Results: All the six compounds were evaluated based on advanced spectral data (1H NMR, 13C NMR & LCMS), and the chemical structures of all compounds were determined by elemental analysis.

Conclusion: Antibacterial activity of the derivatives was examined for the synthesized compounds and results indicate that compound with bromine substitution has a good activity profile.

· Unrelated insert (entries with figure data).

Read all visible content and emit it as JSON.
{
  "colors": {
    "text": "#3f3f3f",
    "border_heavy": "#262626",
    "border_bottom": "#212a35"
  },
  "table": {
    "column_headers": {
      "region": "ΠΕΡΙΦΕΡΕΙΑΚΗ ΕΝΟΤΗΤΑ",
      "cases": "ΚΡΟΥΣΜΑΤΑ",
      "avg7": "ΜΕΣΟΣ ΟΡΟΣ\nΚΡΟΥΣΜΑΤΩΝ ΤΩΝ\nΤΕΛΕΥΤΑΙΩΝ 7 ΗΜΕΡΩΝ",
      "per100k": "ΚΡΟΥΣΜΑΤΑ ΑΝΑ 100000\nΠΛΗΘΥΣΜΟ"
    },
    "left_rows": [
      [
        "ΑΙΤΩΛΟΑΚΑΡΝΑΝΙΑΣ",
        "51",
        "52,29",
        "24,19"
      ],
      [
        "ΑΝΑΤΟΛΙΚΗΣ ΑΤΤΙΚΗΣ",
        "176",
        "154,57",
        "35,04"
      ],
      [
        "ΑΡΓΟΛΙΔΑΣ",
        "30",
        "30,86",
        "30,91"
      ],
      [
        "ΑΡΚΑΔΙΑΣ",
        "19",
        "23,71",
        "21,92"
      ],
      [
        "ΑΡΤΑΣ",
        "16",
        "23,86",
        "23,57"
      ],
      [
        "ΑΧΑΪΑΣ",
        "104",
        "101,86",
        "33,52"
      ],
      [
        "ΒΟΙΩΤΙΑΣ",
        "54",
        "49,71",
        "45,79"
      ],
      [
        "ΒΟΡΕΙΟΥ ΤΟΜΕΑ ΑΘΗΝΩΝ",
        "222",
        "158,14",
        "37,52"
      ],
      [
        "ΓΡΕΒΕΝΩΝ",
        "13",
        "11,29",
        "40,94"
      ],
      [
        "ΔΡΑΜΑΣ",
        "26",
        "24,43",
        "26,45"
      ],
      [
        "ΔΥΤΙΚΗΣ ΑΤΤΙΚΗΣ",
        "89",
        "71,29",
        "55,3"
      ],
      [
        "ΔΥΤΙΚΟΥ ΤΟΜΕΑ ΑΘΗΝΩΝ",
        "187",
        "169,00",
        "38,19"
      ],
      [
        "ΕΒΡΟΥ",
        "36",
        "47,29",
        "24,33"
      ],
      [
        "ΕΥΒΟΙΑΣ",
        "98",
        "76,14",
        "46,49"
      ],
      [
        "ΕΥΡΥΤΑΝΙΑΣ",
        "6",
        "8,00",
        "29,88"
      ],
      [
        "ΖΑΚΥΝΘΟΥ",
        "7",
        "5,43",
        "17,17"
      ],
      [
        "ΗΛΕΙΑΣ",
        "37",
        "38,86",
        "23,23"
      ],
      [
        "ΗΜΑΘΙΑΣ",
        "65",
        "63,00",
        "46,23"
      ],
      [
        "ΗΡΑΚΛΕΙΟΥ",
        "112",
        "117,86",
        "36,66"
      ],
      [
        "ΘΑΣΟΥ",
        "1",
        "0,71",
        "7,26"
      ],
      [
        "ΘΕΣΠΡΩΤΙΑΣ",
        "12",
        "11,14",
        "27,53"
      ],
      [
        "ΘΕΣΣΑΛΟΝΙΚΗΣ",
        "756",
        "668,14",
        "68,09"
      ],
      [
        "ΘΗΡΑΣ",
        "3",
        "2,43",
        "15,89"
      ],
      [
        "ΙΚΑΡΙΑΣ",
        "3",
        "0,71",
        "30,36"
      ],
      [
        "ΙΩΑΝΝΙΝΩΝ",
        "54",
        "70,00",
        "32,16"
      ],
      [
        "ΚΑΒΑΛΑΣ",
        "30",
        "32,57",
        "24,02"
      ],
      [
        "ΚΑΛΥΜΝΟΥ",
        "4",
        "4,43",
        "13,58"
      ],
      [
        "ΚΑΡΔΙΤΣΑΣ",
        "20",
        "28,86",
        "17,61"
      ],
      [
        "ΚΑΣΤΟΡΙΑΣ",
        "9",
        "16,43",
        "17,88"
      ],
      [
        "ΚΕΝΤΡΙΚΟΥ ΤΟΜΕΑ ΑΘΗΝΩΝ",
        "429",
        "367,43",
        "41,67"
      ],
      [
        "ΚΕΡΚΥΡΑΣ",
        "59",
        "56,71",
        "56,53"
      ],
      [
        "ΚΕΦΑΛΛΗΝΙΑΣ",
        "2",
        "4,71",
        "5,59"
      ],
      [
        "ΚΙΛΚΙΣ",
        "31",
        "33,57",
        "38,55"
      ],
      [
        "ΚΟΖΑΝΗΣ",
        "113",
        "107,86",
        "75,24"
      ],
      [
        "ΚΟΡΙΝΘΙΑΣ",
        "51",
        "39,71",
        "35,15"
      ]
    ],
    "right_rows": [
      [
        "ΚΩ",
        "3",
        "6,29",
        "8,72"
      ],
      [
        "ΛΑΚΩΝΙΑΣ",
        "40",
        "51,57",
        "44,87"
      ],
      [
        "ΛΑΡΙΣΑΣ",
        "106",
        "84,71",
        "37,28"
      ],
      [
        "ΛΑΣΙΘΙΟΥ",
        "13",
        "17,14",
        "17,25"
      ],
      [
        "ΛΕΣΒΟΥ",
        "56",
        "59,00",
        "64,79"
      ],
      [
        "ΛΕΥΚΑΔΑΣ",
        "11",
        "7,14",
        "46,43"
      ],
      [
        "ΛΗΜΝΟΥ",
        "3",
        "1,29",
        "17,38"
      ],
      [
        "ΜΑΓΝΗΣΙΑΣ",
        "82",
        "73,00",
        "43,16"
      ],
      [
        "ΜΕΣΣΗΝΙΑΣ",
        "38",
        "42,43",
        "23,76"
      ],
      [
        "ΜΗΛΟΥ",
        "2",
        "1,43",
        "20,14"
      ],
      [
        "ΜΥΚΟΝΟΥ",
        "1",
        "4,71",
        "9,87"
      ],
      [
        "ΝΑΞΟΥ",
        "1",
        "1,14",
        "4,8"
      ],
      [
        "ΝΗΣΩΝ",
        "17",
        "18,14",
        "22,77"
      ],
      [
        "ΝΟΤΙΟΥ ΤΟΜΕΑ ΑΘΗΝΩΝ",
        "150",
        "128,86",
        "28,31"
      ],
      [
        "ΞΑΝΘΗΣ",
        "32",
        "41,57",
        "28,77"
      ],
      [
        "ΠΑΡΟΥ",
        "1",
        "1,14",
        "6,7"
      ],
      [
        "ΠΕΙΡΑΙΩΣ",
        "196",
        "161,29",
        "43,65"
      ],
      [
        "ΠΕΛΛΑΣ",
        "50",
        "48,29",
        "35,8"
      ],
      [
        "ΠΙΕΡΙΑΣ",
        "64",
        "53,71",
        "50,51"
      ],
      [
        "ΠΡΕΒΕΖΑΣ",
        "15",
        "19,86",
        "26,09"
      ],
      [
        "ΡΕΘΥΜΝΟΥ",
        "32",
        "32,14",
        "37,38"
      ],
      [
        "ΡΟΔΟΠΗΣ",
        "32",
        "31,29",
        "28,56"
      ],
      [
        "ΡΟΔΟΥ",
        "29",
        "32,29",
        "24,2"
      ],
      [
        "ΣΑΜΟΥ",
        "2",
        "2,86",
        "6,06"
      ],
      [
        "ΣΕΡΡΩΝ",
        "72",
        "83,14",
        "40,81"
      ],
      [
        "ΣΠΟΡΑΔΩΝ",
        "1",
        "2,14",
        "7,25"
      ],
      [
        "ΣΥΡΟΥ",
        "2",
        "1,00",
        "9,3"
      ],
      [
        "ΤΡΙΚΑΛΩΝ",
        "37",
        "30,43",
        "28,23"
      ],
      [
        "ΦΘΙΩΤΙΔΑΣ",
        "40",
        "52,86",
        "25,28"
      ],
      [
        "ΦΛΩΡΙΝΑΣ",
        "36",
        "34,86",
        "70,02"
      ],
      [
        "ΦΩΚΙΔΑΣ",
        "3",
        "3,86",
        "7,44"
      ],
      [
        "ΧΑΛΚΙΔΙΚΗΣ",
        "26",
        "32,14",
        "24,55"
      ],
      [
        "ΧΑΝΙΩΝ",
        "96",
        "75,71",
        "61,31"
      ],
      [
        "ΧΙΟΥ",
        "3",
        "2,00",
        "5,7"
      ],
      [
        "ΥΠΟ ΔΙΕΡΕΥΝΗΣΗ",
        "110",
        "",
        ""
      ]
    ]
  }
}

目的：通过取代的芳基醛缩合，合成了一系列的六个4-亚苄基-2-（（（1-苯基-3,4-二氢异喹啉-2（1H）-基）甲基恶唑-5（4H）-一）衍生物在乙酸钠，乙酸酐和氧化锌作为催化剂存在下的2-（2-（1-苯基-3,4-二氢异喹啉-2（1H）-乙酰氨基）乙酸。

背景：使用1,2,3，四氢异喹啉新颖合成4-苄叉基-2-（（1-苯基-3,4-二氢droisoquinoline-2（1H）-基）甲基）恶唑-5（4H）-一衍生物及其抗菌活性。

目的：可由1,2,3,4-四氢异喹啉合成标题化合物。

方法：目标分子，即4-亚苄基-2-（（（1-苯基-3，4-二氢异喹啉-2（1H）-基）甲基）恶唑-5（4H）-一衍生物（8a-8f）已经由1,2,3,4-四氢异喹啉合成，它是由苯甲酸在几个步骤中制备的。

结果：根据先进的光谱数据（1H NMR，13C NMR和LCMS）对所有6种化合物进行了评估，并通过元素分析确定了所有化合物的化学结构。

结论：检测了该衍生物对合成化合物的抗菌活性，结果表明具有溴取代基的化合物具有良好的活性。